There is also a strict hierarchy of command and control, derived from centuries of military affairs, which is instilled in soldiers, including unquestioning obedience to the mission irrespective of the human cost. Australians, militarily and culturally, have used this to help define our national identity.

It might make for great national shibboleths, but this does not help those marginalised, let go or cut adrift from society make a better fist of their circumstances, nor adjust to difficult or irrevocable life changes.

Tough love


This inherently combative mentality and culture, where institutionalisation is more a pre-requisite than a side-effect, demonstrably travels poorly from the coercive arm of government to the compassionate one.

Cops are not social workers, even if they persistently come into contact with social services. One of the key angles of inquiry directed at Morrison by counsel assisting Greggery last week went directly to the ministerial schtick of a so-called tough cop on the welfare beat, and whether this attitude permeated the actions of the DHS.

Morrisson defended cracking down on welfare fraud as a staple of both sides of politics, and a laudable pursuit in itself. Sadly, in the first part, he is right.

The pre-canned welfare-fraud crackdown to welcome a new government is one of the saddest and most tired tropes of Centrelink and Human Services over the decades, but it comes from within the bureaucracy. It is routinely offered up as an easy media win that is electorally saleable.

It was a cheap stunt, but when Morrison threw a heap of press releases from former ministers, including  Graham Richardson and Tanya Plibersek, into evidence as proof that all sides love a crackdown, he was deliberately dragging his political foes down into the mud with him.

No minister likes to admit it, but they are often managed by their departments, one of the reasons Morrisson issued the very overt warning to the APS in his now infamous IPAA speech that he expected his ministers to take decisions and make policy and bureaucrats to obediently deliver these.

Bonzai fig leaf


This, of course, jars with Morrison’s plea that neither he nor his ministers knew robodebt was illegal and, by extension, that they were poorly served by their public service advisors.

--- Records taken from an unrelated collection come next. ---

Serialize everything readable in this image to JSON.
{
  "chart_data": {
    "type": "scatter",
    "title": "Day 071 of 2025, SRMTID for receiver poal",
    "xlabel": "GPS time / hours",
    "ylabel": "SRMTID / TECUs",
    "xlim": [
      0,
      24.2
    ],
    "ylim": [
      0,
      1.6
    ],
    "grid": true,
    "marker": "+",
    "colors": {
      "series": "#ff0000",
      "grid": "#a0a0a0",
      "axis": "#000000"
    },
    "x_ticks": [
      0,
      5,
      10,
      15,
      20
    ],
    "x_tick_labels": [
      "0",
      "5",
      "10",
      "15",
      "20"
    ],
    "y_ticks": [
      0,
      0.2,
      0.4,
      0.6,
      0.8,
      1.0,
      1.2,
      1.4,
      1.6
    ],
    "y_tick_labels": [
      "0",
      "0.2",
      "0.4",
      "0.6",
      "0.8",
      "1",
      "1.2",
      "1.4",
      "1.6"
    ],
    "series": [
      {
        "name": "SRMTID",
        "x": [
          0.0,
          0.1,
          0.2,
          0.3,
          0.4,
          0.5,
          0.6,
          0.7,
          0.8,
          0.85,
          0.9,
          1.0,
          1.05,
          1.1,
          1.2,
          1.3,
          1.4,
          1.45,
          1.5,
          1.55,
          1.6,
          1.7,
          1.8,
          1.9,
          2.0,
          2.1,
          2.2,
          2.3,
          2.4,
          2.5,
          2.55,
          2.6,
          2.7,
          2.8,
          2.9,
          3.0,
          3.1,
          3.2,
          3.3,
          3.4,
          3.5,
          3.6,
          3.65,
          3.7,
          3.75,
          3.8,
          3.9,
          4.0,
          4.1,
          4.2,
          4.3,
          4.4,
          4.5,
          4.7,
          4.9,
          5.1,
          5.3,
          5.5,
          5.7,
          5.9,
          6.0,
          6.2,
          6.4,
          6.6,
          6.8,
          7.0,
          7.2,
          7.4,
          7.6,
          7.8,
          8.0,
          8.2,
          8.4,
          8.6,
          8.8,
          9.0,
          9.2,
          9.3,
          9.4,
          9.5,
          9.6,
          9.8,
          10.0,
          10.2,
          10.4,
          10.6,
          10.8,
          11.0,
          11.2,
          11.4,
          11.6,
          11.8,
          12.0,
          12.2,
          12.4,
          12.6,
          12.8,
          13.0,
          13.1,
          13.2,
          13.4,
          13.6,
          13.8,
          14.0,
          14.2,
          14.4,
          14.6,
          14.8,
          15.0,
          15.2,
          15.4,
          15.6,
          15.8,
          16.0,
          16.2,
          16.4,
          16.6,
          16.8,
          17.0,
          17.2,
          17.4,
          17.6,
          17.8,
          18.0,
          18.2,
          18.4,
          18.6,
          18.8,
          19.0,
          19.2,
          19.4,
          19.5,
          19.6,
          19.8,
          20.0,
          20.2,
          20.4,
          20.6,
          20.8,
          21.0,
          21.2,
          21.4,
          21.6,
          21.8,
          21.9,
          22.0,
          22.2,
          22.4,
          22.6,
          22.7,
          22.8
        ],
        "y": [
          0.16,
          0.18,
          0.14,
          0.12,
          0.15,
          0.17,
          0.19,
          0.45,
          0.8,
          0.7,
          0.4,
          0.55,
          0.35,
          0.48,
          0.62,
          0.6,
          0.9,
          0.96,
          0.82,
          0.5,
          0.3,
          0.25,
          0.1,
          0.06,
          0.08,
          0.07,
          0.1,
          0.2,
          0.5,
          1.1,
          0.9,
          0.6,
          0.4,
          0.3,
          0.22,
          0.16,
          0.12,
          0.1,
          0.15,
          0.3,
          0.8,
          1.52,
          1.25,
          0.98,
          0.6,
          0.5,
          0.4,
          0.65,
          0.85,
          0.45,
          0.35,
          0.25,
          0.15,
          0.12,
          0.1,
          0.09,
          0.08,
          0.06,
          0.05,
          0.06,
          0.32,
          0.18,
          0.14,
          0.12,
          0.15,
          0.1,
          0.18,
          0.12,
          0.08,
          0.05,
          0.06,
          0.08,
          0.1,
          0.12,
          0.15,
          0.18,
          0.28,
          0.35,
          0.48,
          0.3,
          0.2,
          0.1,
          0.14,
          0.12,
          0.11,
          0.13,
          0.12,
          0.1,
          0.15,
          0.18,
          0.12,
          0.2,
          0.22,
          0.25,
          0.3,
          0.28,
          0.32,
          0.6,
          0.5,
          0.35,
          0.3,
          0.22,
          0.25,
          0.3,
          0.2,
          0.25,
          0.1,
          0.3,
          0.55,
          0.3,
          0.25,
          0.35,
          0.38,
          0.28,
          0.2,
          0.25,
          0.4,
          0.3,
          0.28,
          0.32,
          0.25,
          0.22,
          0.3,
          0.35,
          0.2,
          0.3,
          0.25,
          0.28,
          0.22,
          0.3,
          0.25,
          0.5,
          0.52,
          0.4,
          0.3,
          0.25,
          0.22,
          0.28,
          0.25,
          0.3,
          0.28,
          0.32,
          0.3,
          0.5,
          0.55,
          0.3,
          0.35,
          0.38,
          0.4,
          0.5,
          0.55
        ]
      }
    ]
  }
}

But again, it doesn’t reflect at all well on the culture of the agency, and hangs the bureaucracy out to dry for two key reasons.

Firstly, if the advice on robodebt’s legality bowled up to Morrison, Payne, Tudge, Porter and others was defective and then allowed to continue as an aberrant policy that later crashed and burned, this logically means the bureaucracy was not up to the task.

Secondly, if bureaucrats suspected robodebt was legally undercooked but stayed silent to appease activist ministers, that’s actually worse because it abrogates the duty care to contest clearly dud propositions.

If it transpires that DHS actually tried to re-engineer robodebt to retrofit legality, for example by fudging the origin of data sources and how data-matching processes were undertaken to construe illegal debts people could not reasonably contest, this is maladministration at its very core, and it will go much deeper than the government of the day.